To make the gingersnap cookie pie crust: In a food processor, blitz your gingersnap cookies using the pulse function until they’re finely and uniformly ground. Remove, set aside, and wipe clean the bowl of your food processor. (Cookie crumbs can be prepped several days in advance; store in an air-tight container.)
Next, pulse flour, salt, and brown sugar to combine about 3 times. Scatter butter pieces over the flour mixture, then pulse until the butter is about the size of peas, about 8 to 10 short pulses. Sprinkle 2 tablespoons of water over mixture and pulse a few times, then repeat with 1 tablespoon of water at a time, or just until small curds start to form and the dough holds together when pinched with your fingers. (Alternatively, you can do this by hand.) Form dough into a 4-inch disk, wrap in plastic, and refrigerate until firm, about 1 hour. (Dough can be refrigerated up to 3 days in advance; allow to soften on the counter before rolling it out.)

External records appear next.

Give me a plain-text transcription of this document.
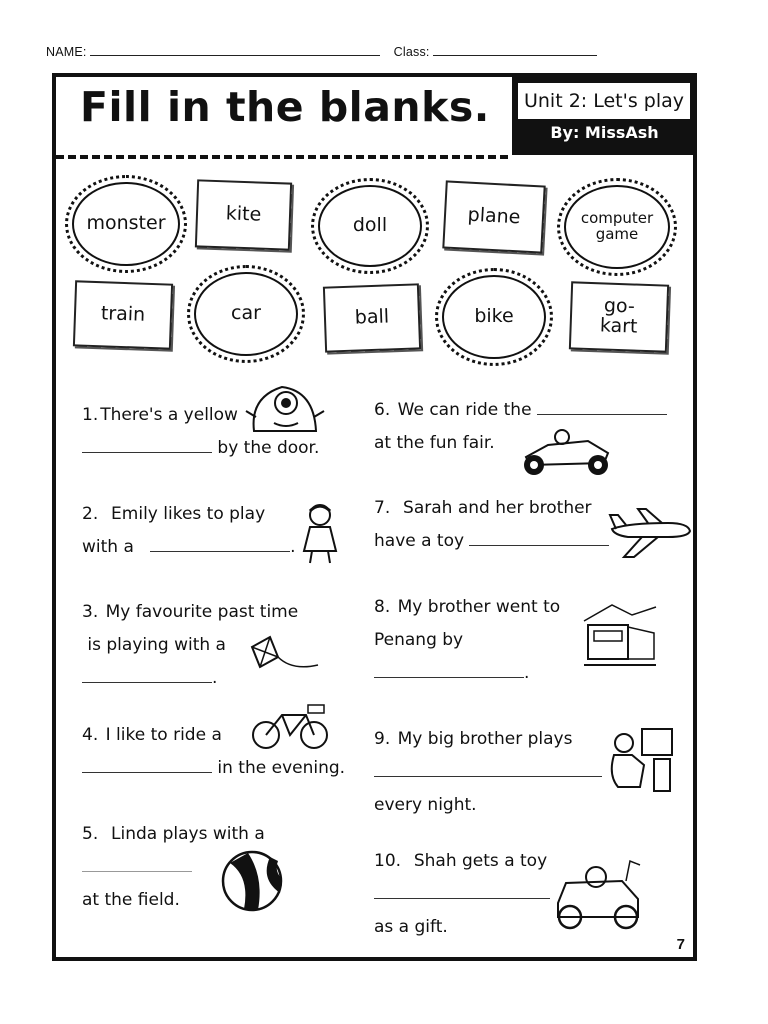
NAME:	Class:
Fill in the blanks.	Unit 2: Let's play
By: MissAsh
monster	kite	doll	plane	computer game
train	car	ball	bike	go-kart
1. There's a yellow
by the door.
2. Emily likes to play
with a	.
3. My favourite past time
is playing with a
.
4. I like to ride a
in the evening.
5. Linda plays with a

at the field.
6. We can ride the
at the fun fair.
7. Sarah and her brother
have a toy
8. My brother went to
Penang by
.
9. My big brother plays

every night.
10. Shah gets a toy

as a gift.
7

Remove the dough from the refrigerator. Spread gingersnap crumbs on a clean work surface (I like using a sheet of parchment paper). Roll out dough on top of crumbs, coating both sides, into an 11-inch round about 1/8-inch thick. Smooth out the crumbs from time to time to distribute evenly. Gently fit dough into a 9-inch pie plate and crimp the edges as desired. Freeze shell at least 30 minutes before baking, or chill it thoroughly in the refrigerator.
Bonus: Really impress your guests with decorative pie crust designs. Learn how below:
Preheat oven to 400° F. Line shell with parchment or foil, and fill with pie weights or dried beans. Bake until golden brown, about 25 minutes. Transfer to a wire rack. Remove pie weights and parchment. Let cool completely.
To make filling and assemble pie: Set aside 1/2 cup of cranberries. Bring remaining cranberries, turbinado sugar, and orange juice to a simmer in a saucepan over medium-high heat, stirring frequently to dissolve sugar. Cook, stirring, just until cranberries begin to pop and release their juice, about 3 minutes. This is the time to taste for sweetness. Add more sugar if you prefer a less tart filling. Drain cranberries in a sieve set over a bowl to catch the juice; you should have about 1 cup. Place cranberries in a small bowl, and stir in your reserved 1/2 cup of cranberries. Set aside.
Return strained cranberry juice to a saucepan and add ginger, cinnamon stick, and orange rind. Simmer liquid over medium-low heat until thickened and reduced by half, about 15 minutes. Remove from heat and let cool. Using a fine-mesh strainer, pour syrup over the reserved 1/2 cup whole cranberries. Discard solids, cinnamon stick, ginger, and orange rind.
Heat oven to 350° F. Brush the par-baked pie crust with the egg white to prevent sogginess. Evenly layer the crust with thinly sliced apples, starting around the outer edge and working your way to the middle; once done, you should have 3 to 4 layers of apples. Top with your cranberry mixture, spreading it to the edges and making sure it’s evenly distributed. Bake until syrup has thickened, berries begin to brown, and apples are tender (check with tip of a knife), about 45 to 50 minutes. If pastry edges brown too quickly, cover with a band of foil.
Let pie cool on a rack. Serve warm or at room temperature with freshly whipped cream or vanilla ice cream.